Last week the Canadian political website iPolitics.ca published an article about the release of a confidential cabinet document by the hacker group Anonymous which revealed secrets about the overseas activities of Canada’s spy agencies.
Anonymous also released a video threatening a "Wild Fall" of slow and gradual releases of hacked secret documents. The video (see below) claims that the Communications Security Establishment (CSE) tried to spy on President Barack Obama on Prime Minister Stephen Harper’s orders — and that the espionage, when it was discovered, put the Keystone XL pipeline project in jeopardy.

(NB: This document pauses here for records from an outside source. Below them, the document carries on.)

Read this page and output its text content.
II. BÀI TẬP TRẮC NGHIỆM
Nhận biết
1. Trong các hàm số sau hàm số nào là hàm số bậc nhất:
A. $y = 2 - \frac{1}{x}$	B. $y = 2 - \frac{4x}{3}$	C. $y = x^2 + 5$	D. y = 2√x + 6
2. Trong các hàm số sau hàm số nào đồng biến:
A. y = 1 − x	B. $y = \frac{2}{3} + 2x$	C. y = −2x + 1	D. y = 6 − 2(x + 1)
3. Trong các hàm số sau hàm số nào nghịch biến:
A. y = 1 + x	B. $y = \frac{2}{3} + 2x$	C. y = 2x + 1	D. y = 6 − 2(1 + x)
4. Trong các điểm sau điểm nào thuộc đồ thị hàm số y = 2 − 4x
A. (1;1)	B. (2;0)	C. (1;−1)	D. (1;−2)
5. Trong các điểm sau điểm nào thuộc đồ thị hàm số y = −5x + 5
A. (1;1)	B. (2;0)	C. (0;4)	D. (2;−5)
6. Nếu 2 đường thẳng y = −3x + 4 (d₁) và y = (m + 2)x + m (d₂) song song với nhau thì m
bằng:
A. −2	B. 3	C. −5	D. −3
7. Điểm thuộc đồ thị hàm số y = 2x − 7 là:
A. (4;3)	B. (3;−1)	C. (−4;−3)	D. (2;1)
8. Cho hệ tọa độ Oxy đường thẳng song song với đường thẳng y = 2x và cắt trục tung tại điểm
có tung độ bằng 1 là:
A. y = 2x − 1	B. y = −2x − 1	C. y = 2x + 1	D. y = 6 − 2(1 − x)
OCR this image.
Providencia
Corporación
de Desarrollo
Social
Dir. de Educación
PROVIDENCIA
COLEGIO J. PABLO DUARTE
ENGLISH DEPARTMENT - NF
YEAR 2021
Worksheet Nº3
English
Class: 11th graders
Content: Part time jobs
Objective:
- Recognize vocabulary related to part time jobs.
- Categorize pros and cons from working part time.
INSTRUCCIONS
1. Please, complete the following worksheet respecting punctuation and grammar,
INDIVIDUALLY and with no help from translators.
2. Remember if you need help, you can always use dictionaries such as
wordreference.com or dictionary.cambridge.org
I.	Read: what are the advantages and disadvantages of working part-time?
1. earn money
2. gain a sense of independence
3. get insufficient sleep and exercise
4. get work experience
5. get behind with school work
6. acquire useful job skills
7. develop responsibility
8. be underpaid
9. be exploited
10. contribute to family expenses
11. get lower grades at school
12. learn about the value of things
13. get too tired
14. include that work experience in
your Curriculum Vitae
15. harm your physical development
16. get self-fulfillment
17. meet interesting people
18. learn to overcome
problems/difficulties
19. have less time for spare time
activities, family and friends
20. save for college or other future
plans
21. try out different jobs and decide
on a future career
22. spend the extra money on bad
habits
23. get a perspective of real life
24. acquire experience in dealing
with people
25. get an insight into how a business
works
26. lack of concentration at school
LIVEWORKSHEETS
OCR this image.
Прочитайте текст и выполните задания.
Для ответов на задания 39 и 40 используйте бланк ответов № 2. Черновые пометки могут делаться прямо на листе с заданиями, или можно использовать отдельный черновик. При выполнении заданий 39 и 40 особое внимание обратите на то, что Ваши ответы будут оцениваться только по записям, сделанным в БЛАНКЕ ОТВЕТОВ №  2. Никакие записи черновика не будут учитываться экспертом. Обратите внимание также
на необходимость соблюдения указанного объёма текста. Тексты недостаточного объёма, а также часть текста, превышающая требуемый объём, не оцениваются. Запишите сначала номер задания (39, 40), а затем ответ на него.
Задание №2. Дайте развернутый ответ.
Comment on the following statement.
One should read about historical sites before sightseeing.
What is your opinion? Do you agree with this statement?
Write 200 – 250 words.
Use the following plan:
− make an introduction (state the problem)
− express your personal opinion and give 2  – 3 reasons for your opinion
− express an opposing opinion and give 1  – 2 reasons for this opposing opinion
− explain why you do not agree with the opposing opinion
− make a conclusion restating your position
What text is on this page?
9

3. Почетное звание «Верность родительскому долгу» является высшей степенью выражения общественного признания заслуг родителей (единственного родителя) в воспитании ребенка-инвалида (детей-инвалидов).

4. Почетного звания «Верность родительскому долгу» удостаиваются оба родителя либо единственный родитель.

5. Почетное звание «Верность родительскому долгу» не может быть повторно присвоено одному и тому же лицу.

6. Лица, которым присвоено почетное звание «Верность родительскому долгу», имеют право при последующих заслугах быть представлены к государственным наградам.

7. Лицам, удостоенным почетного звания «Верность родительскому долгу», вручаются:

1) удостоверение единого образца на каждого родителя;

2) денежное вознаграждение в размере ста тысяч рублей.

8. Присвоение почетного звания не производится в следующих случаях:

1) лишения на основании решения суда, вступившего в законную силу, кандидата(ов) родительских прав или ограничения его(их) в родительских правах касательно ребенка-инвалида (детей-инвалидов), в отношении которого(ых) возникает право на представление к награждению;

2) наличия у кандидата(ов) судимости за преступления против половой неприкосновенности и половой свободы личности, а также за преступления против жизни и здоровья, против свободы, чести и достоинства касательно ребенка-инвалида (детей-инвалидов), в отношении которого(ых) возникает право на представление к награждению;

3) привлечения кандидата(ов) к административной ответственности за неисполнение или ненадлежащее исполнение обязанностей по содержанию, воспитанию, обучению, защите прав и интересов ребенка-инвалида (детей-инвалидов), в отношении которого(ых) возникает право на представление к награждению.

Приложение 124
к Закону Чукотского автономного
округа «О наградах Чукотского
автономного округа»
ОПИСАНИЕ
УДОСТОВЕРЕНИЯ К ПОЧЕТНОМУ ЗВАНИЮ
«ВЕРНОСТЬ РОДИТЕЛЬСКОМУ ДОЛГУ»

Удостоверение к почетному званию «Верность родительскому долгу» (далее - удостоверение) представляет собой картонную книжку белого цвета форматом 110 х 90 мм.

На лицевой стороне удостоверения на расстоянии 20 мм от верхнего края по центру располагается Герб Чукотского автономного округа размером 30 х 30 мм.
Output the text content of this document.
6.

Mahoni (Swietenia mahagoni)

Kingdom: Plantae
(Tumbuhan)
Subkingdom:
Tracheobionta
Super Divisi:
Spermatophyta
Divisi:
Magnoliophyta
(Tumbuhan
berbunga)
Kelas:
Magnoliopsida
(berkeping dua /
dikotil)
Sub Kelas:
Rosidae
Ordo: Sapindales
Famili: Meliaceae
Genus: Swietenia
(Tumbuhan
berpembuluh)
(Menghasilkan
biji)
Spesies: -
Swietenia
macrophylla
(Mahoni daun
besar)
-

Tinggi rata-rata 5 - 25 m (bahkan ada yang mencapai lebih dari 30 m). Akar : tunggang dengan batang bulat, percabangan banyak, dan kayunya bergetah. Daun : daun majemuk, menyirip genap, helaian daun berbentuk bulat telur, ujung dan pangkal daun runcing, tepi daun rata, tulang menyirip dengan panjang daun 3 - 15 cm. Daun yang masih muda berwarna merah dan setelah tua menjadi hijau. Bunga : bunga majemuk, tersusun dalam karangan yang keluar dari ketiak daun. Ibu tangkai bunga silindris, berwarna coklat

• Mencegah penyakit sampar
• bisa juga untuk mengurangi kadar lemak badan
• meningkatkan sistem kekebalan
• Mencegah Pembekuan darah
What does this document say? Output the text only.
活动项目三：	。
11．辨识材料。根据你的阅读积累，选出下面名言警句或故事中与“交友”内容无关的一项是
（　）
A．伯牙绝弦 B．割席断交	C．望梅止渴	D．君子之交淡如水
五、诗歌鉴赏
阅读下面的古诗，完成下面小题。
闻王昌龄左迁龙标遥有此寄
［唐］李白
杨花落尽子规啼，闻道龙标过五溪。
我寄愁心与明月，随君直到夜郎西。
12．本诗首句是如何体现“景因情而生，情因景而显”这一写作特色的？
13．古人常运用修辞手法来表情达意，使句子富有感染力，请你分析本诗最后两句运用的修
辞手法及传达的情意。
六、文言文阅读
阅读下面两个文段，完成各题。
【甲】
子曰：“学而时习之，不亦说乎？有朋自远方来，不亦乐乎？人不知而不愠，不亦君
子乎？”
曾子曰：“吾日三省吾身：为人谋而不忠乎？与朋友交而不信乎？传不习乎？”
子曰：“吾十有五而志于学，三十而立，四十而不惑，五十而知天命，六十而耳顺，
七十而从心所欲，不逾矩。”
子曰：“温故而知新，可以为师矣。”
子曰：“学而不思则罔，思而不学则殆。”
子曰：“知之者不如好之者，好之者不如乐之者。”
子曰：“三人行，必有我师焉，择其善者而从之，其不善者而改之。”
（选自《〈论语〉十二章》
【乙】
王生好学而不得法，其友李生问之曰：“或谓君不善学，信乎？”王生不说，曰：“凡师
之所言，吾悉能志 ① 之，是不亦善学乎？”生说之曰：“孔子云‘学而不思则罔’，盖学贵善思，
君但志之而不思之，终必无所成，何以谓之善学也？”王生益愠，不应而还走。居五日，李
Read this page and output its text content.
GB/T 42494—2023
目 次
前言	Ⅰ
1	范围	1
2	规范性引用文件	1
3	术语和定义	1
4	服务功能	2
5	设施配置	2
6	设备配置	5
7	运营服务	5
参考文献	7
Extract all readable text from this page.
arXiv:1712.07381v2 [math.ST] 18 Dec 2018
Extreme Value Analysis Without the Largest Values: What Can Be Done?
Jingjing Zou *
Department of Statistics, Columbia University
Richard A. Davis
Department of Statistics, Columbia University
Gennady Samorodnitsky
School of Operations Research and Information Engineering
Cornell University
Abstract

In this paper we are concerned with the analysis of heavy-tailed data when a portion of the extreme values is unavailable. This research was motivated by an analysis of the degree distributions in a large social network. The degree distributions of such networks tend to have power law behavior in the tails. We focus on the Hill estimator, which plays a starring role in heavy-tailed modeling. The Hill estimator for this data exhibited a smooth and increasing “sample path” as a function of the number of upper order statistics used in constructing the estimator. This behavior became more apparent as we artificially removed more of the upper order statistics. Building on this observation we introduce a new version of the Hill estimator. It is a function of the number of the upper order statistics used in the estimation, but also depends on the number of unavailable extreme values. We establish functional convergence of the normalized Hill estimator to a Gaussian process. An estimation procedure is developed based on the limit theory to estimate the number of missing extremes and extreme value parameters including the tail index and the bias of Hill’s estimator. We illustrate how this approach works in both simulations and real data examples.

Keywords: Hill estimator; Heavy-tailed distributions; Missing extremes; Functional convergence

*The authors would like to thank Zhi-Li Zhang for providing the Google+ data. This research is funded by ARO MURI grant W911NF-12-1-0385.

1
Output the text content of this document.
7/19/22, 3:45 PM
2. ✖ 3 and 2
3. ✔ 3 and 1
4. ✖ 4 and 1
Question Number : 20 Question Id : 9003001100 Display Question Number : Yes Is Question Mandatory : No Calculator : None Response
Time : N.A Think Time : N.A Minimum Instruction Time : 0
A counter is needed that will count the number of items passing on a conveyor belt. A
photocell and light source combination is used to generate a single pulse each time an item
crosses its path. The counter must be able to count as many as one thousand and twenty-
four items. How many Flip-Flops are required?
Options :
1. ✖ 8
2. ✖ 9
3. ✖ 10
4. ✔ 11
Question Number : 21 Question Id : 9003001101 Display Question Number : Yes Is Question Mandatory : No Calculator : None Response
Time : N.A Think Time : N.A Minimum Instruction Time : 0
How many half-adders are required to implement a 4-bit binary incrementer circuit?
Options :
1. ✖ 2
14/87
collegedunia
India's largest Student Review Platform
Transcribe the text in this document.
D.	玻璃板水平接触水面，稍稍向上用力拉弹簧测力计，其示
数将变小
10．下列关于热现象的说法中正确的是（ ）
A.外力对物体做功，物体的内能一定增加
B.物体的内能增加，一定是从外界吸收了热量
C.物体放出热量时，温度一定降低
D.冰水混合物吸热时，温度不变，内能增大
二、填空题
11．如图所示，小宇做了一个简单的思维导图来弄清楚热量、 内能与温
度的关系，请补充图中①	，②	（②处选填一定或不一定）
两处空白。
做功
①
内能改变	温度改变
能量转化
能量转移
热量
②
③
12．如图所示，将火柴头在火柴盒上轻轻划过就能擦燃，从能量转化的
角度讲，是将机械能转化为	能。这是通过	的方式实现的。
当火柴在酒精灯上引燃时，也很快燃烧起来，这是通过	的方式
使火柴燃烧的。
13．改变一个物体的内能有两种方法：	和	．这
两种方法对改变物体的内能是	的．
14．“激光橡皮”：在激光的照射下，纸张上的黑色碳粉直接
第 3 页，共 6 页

In addition to the video, Anonymous released a document marked "Secret" from the Treasury Board of Canada that says Canada has 25 foreign stations, not three as the government has claimed publicly, “many of which are located in developing countries and/or unstable environments.” The document is dated February 6, 2014 (see below) and outlines a proposal to approve approximately $3 million in additional funds to “extend CSIS’s secure corporate network environment to its foreign stations.” Each station, the document says, is staffed by approximately 70 CSIS personnel.
The document also describes the systems CSIS uses now as “inefficient and labour intensive data-processing and analysis systems to process and report intelligence information obtained at it foreign stations … These outdated processes result in delays that impact the Service’s operational effectiveness and jeopardize the security of its personnel.”
The Anonymous video was released after the RCMP failed to meet a deadline set by the group for police to arrest an RCMP officer who fatally shot one of its members last week in Dawson Creek, B.C.